Godland

Text: Emilien Gür

Prenez un prêtre danois et envoyez-le en Islande. À une époque où rares sont ceux qui ont vu un appareil photo. Par bateau, donc. Faites-le traverser l’île. À pied, à cheval. Qu’il ait le temps de sentir les paysages. Une fois arrivé à destination, qu’il supervise la construction d’une église, rencontre des hommes et des femmes, éprouve la douleur de ne pas être chez soi, sente grandir en lui des passions humaines, trop humaines. Et voilà, vous aurez du cinéma. Vraiment ?

Je n’ai rien contre Godland. C’est même un beau film ou, plus exactement, un film avec de belles images. Des vignettes soignées, tournées en 16 mm. Non par afféterie, mais parce que le seul « sujet » qui intéresse vraiment Hlynur Pálmason, c’est la mémoire des images. Au début, un carton nous avertit : le film que vous allez voir s’inspire des premières photographies connues de la côte sud islandaise, réalisées par un prêtre danois à l’aube du siècle dernier. Mais le film que nous voyons appartient, lui aussi, au passé. Celui du cinéma lorsqu’il racontait, l’air de rien, des histoires d’hommes en prise avec des paysages, la tension jamais résolue entre l’individu et la communauté, le conflit entre le désir et la loi. Godland renoue avec cette fibre, mais aujourd’hui il est difficile d’avoir l’air de rien, et Hlynur Pálmason doit partir des débuts de la photographie pour retrouver le cinéma classique. Détour postmoderne, dont certains, Wim Wenders en tête, ont fait leur recette jusqu’à l’épuisement. Du cinéma.

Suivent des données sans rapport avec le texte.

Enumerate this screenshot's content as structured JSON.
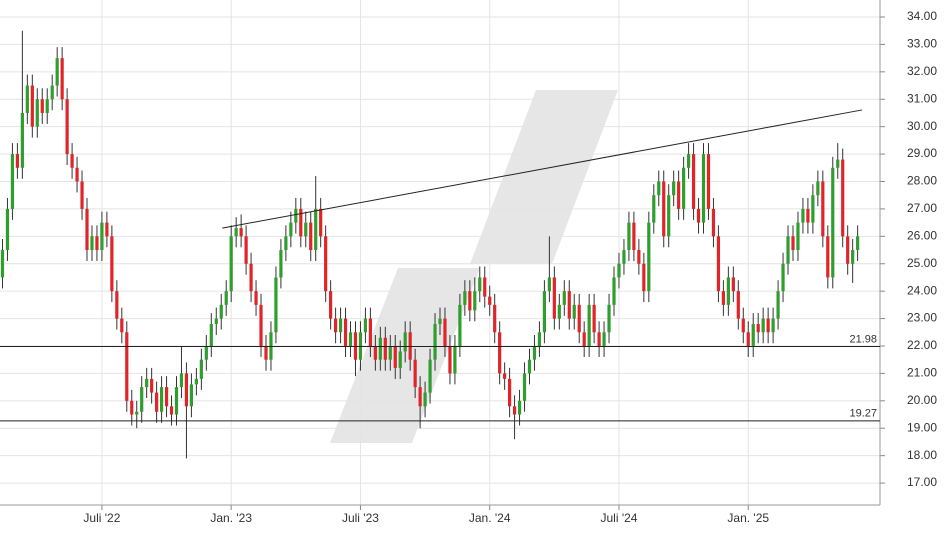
{
  "chart_data": {
    "type": "candlestick",
    "categories": [
      null,
      null,
      null,
      null,
      null,
      null,
      null,
      null,
      null,
      null,
      null,
      null,
      null,
      null,
      null,
      null,
      null,
      null,
      null,
      null,
      null,
      null,
      null,
      null,
      null,
      null,
      null,
      null,
      null,
      null,
      null,
      null,
      null,
      null,
      null,
      null,
      null,
      null,
      null,
      null,
      null,
      null,
      null,
      null,
      null,
      null,
      null,
      null,
      null,
      null,
      null,
      null,
      null,
      null,
      null,
      null,
      null,
      null,
      null,
      null,
      null,
      null,
      null,
      null,
      null,
      null,
      null,
      null,
      null,
      null,
      null,
      null,
      null,
      null,
      null,
      null,
      null,
      null,
      null,
      null,
      null,
      null,
      null,
      null,
      null,
      null,
      null,
      null,
      null,
      null,
      null,
      null,
      null,
      null,
      null,
      null,
      null,
      null,
      null,
      null,
      null,
      null,
      null,
      null,
      null,
      null,
      null,
      null,
      null,
      null,
      null,
      null,
      null,
      null,
      null,
      null,
      null,
      null,
      null,
      null,
      null,
      null,
      null,
      null,
      null,
      null,
      null,
      null,
      null,
      null,
      null,
      null,
      null,
      null,
      null,
      null,
      null,
      null,
      null,
      null,
      null,
      null,
      null,
      null,
      null,
      null,
      null,
      null,
      null,
      null,
      null,
      null,
      null,
      null,
      null,
      null,
      null,
      null,
      null,
      null,
      null,
      null,
      null,
      null,
      null,
      null,
      null,
      null,
      null,
      null,
      null,
      null,
      null
    ],
    "open": [
      24.5,
      25.5,
      27.0,
      29.0,
      28.5,
      30.5,
      31.5,
      30.0,
      31.0,
      30.5,
      31.0,
      31.5,
      32.5,
      31.0,
      29.0,
      28.5,
      28.0,
      27.0,
      25.5,
      26.0,
      25.5,
      26.5,
      26.0,
      24.0,
      23.0,
      22.5,
      20.0,
      19.5,
      19.6,
      20.5,
      20.8,
      20.3,
      19.6,
      20.5,
      19.8,
      19.5,
      20.5,
      21.0,
      19.8,
      20.6,
      20.8,
      21.5,
      22.0,
      22.8,
      23.0,
      23.5,
      24.0,
      26.0,
      26.3,
      26.0,
      25.0,
      24.0,
      23.5,
      22.0,
      21.5,
      22.5,
      24.5,
      25.5,
      26.0,
      26.5,
      27.0,
      26.0,
      26.5,
      25.5,
      27.0,
      26.0,
      24.0,
      23.0,
      22.5,
      23.0,
      22.0,
      22.5,
      21.5,
      22.5,
      23.0,
      22.0,
      21.5,
      22.3,
      21.5,
      22.0,
      21.2,
      21.8,
      22.5,
      21.5,
      20.5,
      19.8,
      20.3,
      21.5,
      22.8,
      23.0,
      22.0,
      21.0,
      22.0,
      23.5,
      24.0,
      23.3,
      24.0,
      24.5,
      23.8,
      23.5,
      22.5,
      21.0,
      20.8,
      19.8,
      19.5,
      20.0,
      21.0,
      21.5,
      22.0,
      22.5,
      24.0,
      24.5,
      23.0,
      23.5,
      24.0,
      23.0,
      23.5,
      22.5,
      22.0,
      23.5,
      22.5,
      22.0,
      22.5,
      23.5,
      24.5,
      25.0,
      25.5,
      26.5,
      25.5,
      25.0,
      24.0,
      26.5,
      27.5,
      28.0,
      26.0,
      27.5,
      28.0,
      27.0,
      28.5,
      29.0,
      27.0,
      26.5,
      29.0,
      27.0,
      26.0,
      24.0,
      23.5,
      24.5,
      24.0,
      23.0,
      22.5,
      22.0,
      22.8,
      22.5,
      23.0,
      22.5,
      23.0,
      24.0,
      25.0,
      26.0,
      25.5,
      26.5,
      27.0,
      26.5,
      27.5,
      28.0,
      26.0,
      24.5,
      28.5,
      28.8,
      26.0,
      25.0,
      25.5
    ],
    "high": [
      25.9,
      27.4,
      29.4,
      29.4,
      33.5,
      31.9,
      31.9,
      31.4,
      31.4,
      31.4,
      31.9,
      32.9,
      32.9,
      31.4,
      29.4,
      28.9,
      28.4,
      27.4,
      26.4,
      26.4,
      26.9,
      26.9,
      26.4,
      24.4,
      23.4,
      22.9,
      20.4,
      20.0,
      20.9,
      21.2,
      21.2,
      20.7,
      20.9,
      20.9,
      20.2,
      20.9,
      22.0,
      21.4,
      21.0,
      21.2,
      21.9,
      22.4,
      23.2,
      23.4,
      23.9,
      24.4,
      26.4,
      26.7,
      26.8,
      26.4,
      25.4,
      24.4,
      23.9,
      22.4,
      22.9,
      24.9,
      25.9,
      26.4,
      26.9,
      27.4,
      27.4,
      26.9,
      26.9,
      28.2,
      27.4,
      26.4,
      24.4,
      23.4,
      23.4,
      23.4,
      22.9,
      22.9,
      22.9,
      23.4,
      23.4,
      22.4,
      22.7,
      22.7,
      22.4,
      22.4,
      22.2,
      22.9,
      22.9,
      21.9,
      20.9,
      20.7,
      21.9,
      23.2,
      23.4,
      23.4,
      22.4,
      22.4,
      23.9,
      24.4,
      24.4,
      24.5,
      24.9,
      24.9,
      24.2,
      23.9,
      22.9,
      21.4,
      21.2,
      20.2,
      20.4,
      21.4,
      21.9,
      22.4,
      22.9,
      24.4,
      26.0,
      24.9,
      23.9,
      24.4,
      24.4,
      23.9,
      23.9,
      22.9,
      23.9,
      23.9,
      22.9,
      22.9,
      23.9,
      24.9,
      25.4,
      25.9,
      26.9,
      26.9,
      25.9,
      25.4,
      26.9,
      27.9,
      28.4,
      28.4,
      27.9,
      28.4,
      28.4,
      28.9,
      29.4,
      29.4,
      27.4,
      29.4,
      29.4,
      27.4,
      26.4,
      24.4,
      24.9,
      24.9,
      24.4,
      23.4,
      22.9,
      23.2,
      23.2,
      23.4,
      23.4,
      23.4,
      24.4,
      25.4,
      26.4,
      26.4,
      26.9,
      27.4,
      27.4,
      27.9,
      28.4,
      28.4,
      26.4,
      28.9,
      29.4,
      29.2,
      26.4,
      25.9,
      26.4
    ],
    "low": [
      24.1,
      25.1,
      26.6,
      28.1,
      28.1,
      30.1,
      29.6,
      29.6,
      30.1,
      30.1,
      30.6,
      31.1,
      30.6,
      28.6,
      28.1,
      27.6,
      26.6,
      25.1,
      25.1,
      25.1,
      25.1,
      25.6,
      23.6,
      22.6,
      22.1,
      19.6,
      19.1,
      19.0,
      19.2,
      20.1,
      19.9,
      19.2,
      19.2,
      19.4,
      19.1,
      19.1,
      20.1,
      17.9,
      19.4,
      20.2,
      20.4,
      21.1,
      21.6,
      22.4,
      22.6,
      23.1,
      23.6,
      25.6,
      25.6,
      24.6,
      23.6,
      23.1,
      21.6,
      21.1,
      21.1,
      22.1,
      24.1,
      25.1,
      25.6,
      26.1,
      25.6,
      25.6,
      25.1,
      25.1,
      25.6,
      23.6,
      22.6,
      22.1,
      22.1,
      21.6,
      21.6,
      20.9,
      21.1,
      22.1,
      21.6,
      21.1,
      21.1,
      21.1,
      21.1,
      20.8,
      20.8,
      21.4,
      21.1,
      20.1,
      19.0,
      19.4,
      19.9,
      21.1,
      22.4,
      21.6,
      20.6,
      20.6,
      21.6,
      23.1,
      22.9,
      22.9,
      23.6,
      23.4,
      23.1,
      22.1,
      20.6,
      20.4,
      19.4,
      18.6,
      19.1,
      19.6,
      20.6,
      21.1,
      21.6,
      22.1,
      23.6,
      22.6,
      22.6,
      23.1,
      22.6,
      22.6,
      22.1,
      21.6,
      21.6,
      22.1,
      21.6,
      21.6,
      22.1,
      23.1,
      24.1,
      24.6,
      25.1,
      25.1,
      24.6,
      23.6,
      23.6,
      26.1,
      27.1,
      25.6,
      25.6,
      27.1,
      26.6,
      26.6,
      28.1,
      26.6,
      26.1,
      26.1,
      26.6,
      25.6,
      23.6,
      23.1,
      23.1,
      23.6,
      22.6,
      22.1,
      21.6,
      21.6,
      22.1,
      22.1,
      22.1,
      22.1,
      22.6,
      23.6,
      24.6,
      25.1,
      25.1,
      26.1,
      26.1,
      26.1,
      27.1,
      25.6,
      24.1,
      24.1,
      28.1,
      25.6,
      24.6,
      24.3,
      25.1
    ],
    "close": [
      25.5,
      27.0,
      29.0,
      28.5,
      30.5,
      31.5,
      30.0,
      31.0,
      30.5,
      31.0,
      31.5,
      32.5,
      31.0,
      29.0,
      28.5,
      28.0,
      27.0,
      25.5,
      26.0,
      25.5,
      26.5,
      26.0,
      24.0,
      23.0,
      22.5,
      20.0,
      19.5,
      19.6,
      20.5,
      20.8,
      20.3,
      19.6,
      20.5,
      19.8,
      19.5,
      20.5,
      21.0,
      19.8,
      20.6,
      20.8,
      21.5,
      22.0,
      22.8,
      23.0,
      23.5,
      24.0,
      26.0,
      26.3,
      26.0,
      25.0,
      24.0,
      23.5,
      22.0,
      21.5,
      22.5,
      24.5,
      25.5,
      26.0,
      26.5,
      27.0,
      26.0,
      26.5,
      25.5,
      27.0,
      26.0,
      24.0,
      23.0,
      22.5,
      23.0,
      22.0,
      22.5,
      21.5,
      22.5,
      23.0,
      22.0,
      21.5,
      22.3,
      21.5,
      22.0,
      21.2,
      21.8,
      22.5,
      21.5,
      20.5,
      19.8,
      20.3,
      21.5,
      22.8,
      23.0,
      22.0,
      21.0,
      22.0,
      23.5,
      24.0,
      23.3,
      24.0,
      24.5,
      23.8,
      23.5,
      22.5,
      21.0,
      20.8,
      19.8,
      19.5,
      20.0,
      21.0,
      21.5,
      22.0,
      22.5,
      24.0,
      24.5,
      23.0,
      23.5,
      24.0,
      23.0,
      23.5,
      22.5,
      22.0,
      23.5,
      22.5,
      22.0,
      22.5,
      23.5,
      24.5,
      25.0,
      25.5,
      26.5,
      25.5,
      25.0,
      24.0,
      26.5,
      27.5,
      28.0,
      26.0,
      27.5,
      28.0,
      27.0,
      28.5,
      29.0,
      27.0,
      26.5,
      29.0,
      27.0,
      26.0,
      24.0,
      23.5,
      24.5,
      24.0,
      23.0,
      22.5,
      22.0,
      22.8,
      22.5,
      23.0,
      22.5,
      23.0,
      24.0,
      25.0,
      26.0,
      25.5,
      26.5,
      27.0,
      26.5,
      27.5,
      28.0,
      26.0,
      24.5,
      28.5,
      28.8,
      26.0,
      25.0,
      25.5,
      26.0
    ],
    "up_color": "#2f9e2f",
    "down_color": "#e0242a",
    "wick_color": "#333333",
    "levels": [
      21.98,
      19.27
    ],
    "trendline": {
      "x": [
        44.2,
        172.9
      ],
      "y": [
        26.3,
        30.61
      ]
    },
    "xlim": [
      -0.5,
      176.5
    ],
    "xticks": [
      {
        "value": 20,
        "label": "Juli '22"
      },
      {
        "value": 46,
        "label": "Jan. '23"
      },
      {
        "value": 72,
        "label": "Juli '23"
      },
      {
        "value": 98,
        "label": "Jan. '24"
      },
      {
        "value": 124,
        "label": "Juli '24"
      },
      {
        "value": 150,
        "label": "Jan. '25"
      }
    ],
    "ylim": [
      16.2,
      34.62
    ],
    "yticks": [
      {
        "value": 17,
        "label": "17.00"
      },
      {
        "value": 18,
        "label": "18.00"
      },
      {
        "value": 19,
        "label": "19.00"
      },
      {
        "value": 20,
        "label": "20.00"
      },
      {
        "value": 21,
        "label": "21.00"
      },
      {
        "value": 22,
        "label": "22.00"
      },
      {
        "value": 23,
        "label": "23.00"
      },
      {
        "value": 24,
        "label": "24.00"
      },
      {
        "value": 25,
        "label": "25.00"
      },
      {
        "value": 26,
        "label": "26.00"
      },
      {
        "value": 27,
        "label": "27.00"
      },
      {
        "value": 28,
        "label": "28.00"
      },
      {
        "value": 29,
        "label": "29.00"
      },
      {
        "value": 30,
        "label": "30.00"
      },
      {
        "value": 31,
        "label": "31.00"
      },
      {
        "value": 32,
        "label": "32.00"
      },
      {
        "value": 33,
        "label": "33.00"
      },
      {
        "value": 34,
        "label": "34.00"
      }
    ],
    "grid": true
  }
}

De Godland, le cinéma sort toutefois en meilleur état que des derniers pensums du cinéaste-allemand-devenu-mondial. Non pas moribond, certes pétrifié dans une forme muséale, mais vivant, encore vivant. À la fin pointe même un germe d’émotion, lorsque la jeune Ida (Ída Mekkín Hlynsdóttir, dont il faut saluer le talent et la vitalité) découvre le squelette du prêtre au milieu d’une lande aride et lui adresse, les larmes aux yeux, ces quelques mots : « vous serez bientôt recouvert par les fleurs, ce sera beau ». Ce plan en contreplongée sur un visage d’enfant en pleurs sauve le film qui, jusque-là, n’avait fait que raconter une histoire possible de la réalisation des premières photographies de la côte sud islandaise, leur ôtant par là leur insondable mystère (je ne les ai pas vues, mais les imagine opaques, radicalement étrangères, comme l’est, pour nous, cette fin de siècle qui ne connaissait pas encore le cinéma). Un plan désarticulé du récit, épilogue qui ne conclut rien, mais ouvre l’image à l’émotion. Alors, le film appartient au présent.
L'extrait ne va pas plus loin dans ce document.